Well, it's only been 7 days since I have officially started blogging, rebranded and relaunched my personal site.
The biggest struggle wasn't my writing skills because I already knew I suck when it comes to my sentence structure and the occasional misspelled words. That will be a work in progress for me and that is one of the main reasons I wanted to do this blog. But the real struggle was my overall style, identity and design for my blog/site.
As a creative mind, I often say that it is a self induced WarZone. Creative minds are typically better at designing for others than themselves. I have to admit I struggle with this from time to time. However, rebranding and doing a blog put me in a captive state. I knew certain things clearly and the other 75% I was stuck. But the need to do this by myself for myself was so dominant. I still have this area of not truly asking for help when I know I need it. I didn't want to bother others with my manic weakness. I looked to the internet for help but it only frustrated me further. I knew what I wanted and that wasn't it. Everything looked the same to me and the trendy layouts, it's what works and what's considered the standard function style. You see deep down I know this to be true, I get it, but I don't want it for myself. Not for me. How is it possible that I know myself but I can't create/design it as a blog, ugh!
Then suddenly I had an unexpected text from a person who not only inspires me but is becoming a good friend. He was able to give me the creative and business constructive criticism that I needed at the right time. In our conversation I realized that I wasn't allowing myself to really be "unleashed and free" as I said I was determined to do this year. I realized that because of that, it was hindering me. That little fear that was still there was blocking my creative expression and decisions. I need help to find the structure and chaos that I love in my artistic style and personality. He encouraged me to let another creative mind assist me creatively.

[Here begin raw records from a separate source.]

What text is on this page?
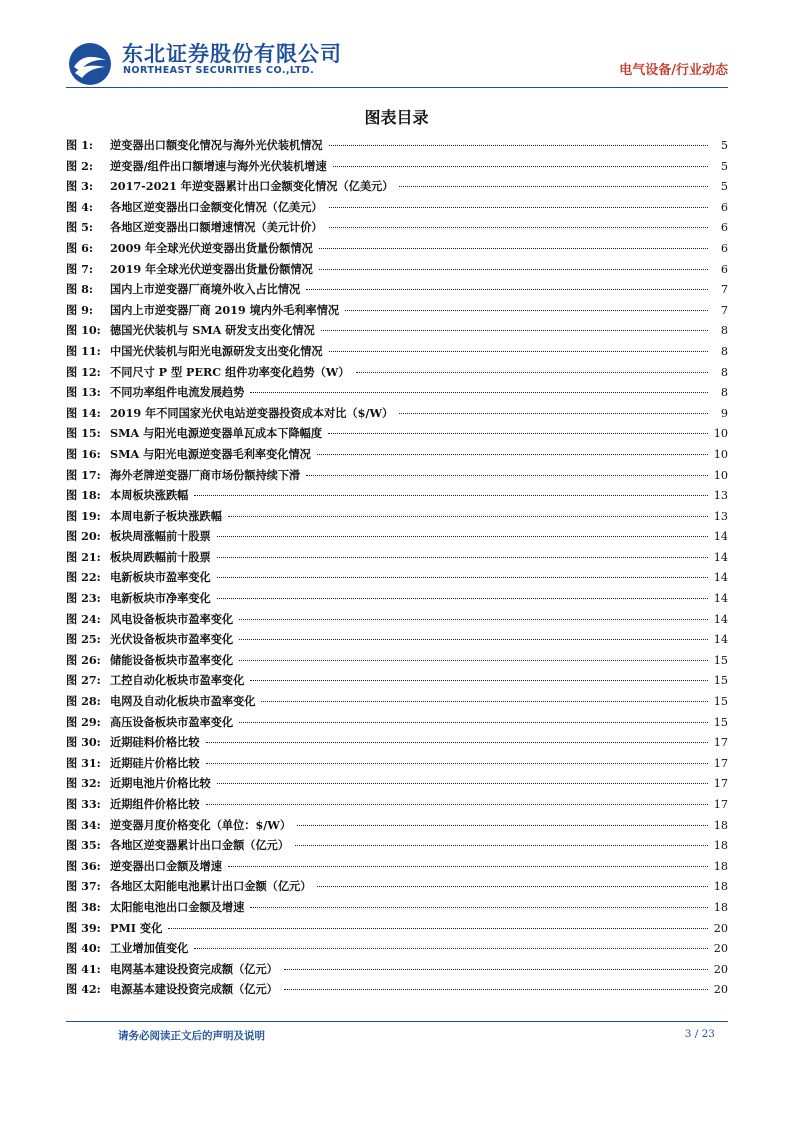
东北证券股份有限公司
NORTHEAST SECURITIES CO.,LTD.	电气设备/行业动态
图表目录
图 1:	逆变器出口额变化情况与海外光伏装机情况	5
图 2:	逆变器/组件出口额增速与海外光伏装机增速	5
图 3:	2017-2021 年逆变器累计出口金额变化情况（亿美元）	5
图 4:	各地区逆变器出口金额变化情况（亿美元）	6
图 5:	各地区逆变器出口额增速情况（美元计价）	6
图 6:	2009 年全球光伏逆变器出货量份额情况	6
图 7:	2019 年全球光伏逆变器出货量份额情况	6
图 8:	国内上市逆变器厂商境外收入占比情况	7
图 9:	国内上市逆变器厂商 2019 境内外毛利率情况	7
图 10: 德国光伏装机与 SMA 研发支出变化情况	8
图 11: 中国光伏装机与阳光电源研发支出变化情况	8
图 12: 不同尺寸 P 型 PERC 组件功率变化趋势（W）	8
图 13: 不同功率组件电流发展趋势	8
图 14: 2019 年不同国家光伏电站逆变器投资成本对比（$/W）	9
图 15: SMA 与阳光电源逆变器单瓦成本下降幅度	10
图 16: SMA 与阳光电源逆变器毛利率变化情况	10
图 17: 海外老牌逆变器厂商市场份额持续下滑	10
图 18: 本周板块涨跌幅	13
图 19: 本周电新子板块涨跌幅	13
图 20: 板块周涨幅前十股票	14
图 21: 板块周跌幅前十股票	14
图 22: 电新板块市盈率变化	14
图 23: 电新板块市净率变化	14
图 24: 风电设备板块市盈率变化	14
图 25: 光伏设备板块市盈率变化	14
图 26: 储能设备板块市盈率变化	15
图 27: 工控自动化板块市盈率变化	15
图 28: 电网及自动化板块市盈率变化	15
图 29: 高压设备板块市盈率变化	15
图 30: 近期硅料价格比较	17
图 31: 近期硅片价格比较	17
图 32: 近期电池片价格比较	17
图 33: 近期组件价格比较	17
图 34: 逆变器月度价格变化（单位：$/W）	18
图 35: 各地区逆变器累计出口金额（亿元）	18
图 36: 逆变器出口金额及增速	18
图 37: 各地区太阳能电池累计出口金额（亿元）	18
图 38: 太阳能电池出口金额及增速	18
图 39: PMI 变化	20
图 40: 工业增加值变化	20
图 41: 电网基本建设投资完成额（亿元）	20
图 42: 电源基本建设投资完成额（亿元）	20
请务必阅读正文后的声明及说明	3 / 23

Now, that I have found clarity to embrace and accept that there is still some fear within me I was able to make some decisions. I hired another graphic designer and decided to write blogs this month that introduced Tifarah Naava and all her nuances. It is what it is. And what matters the most is to keep my focus on the fact that...this blog is for me and not to become "blogger famous or etc". This was about Freedom for me and I can't break that vow to myself. To look back a year later and still have the agony of should haves, could haves and would haves was unacceptable.
P.S. Thank you Mr. Reese for your support and being my creative business advisor!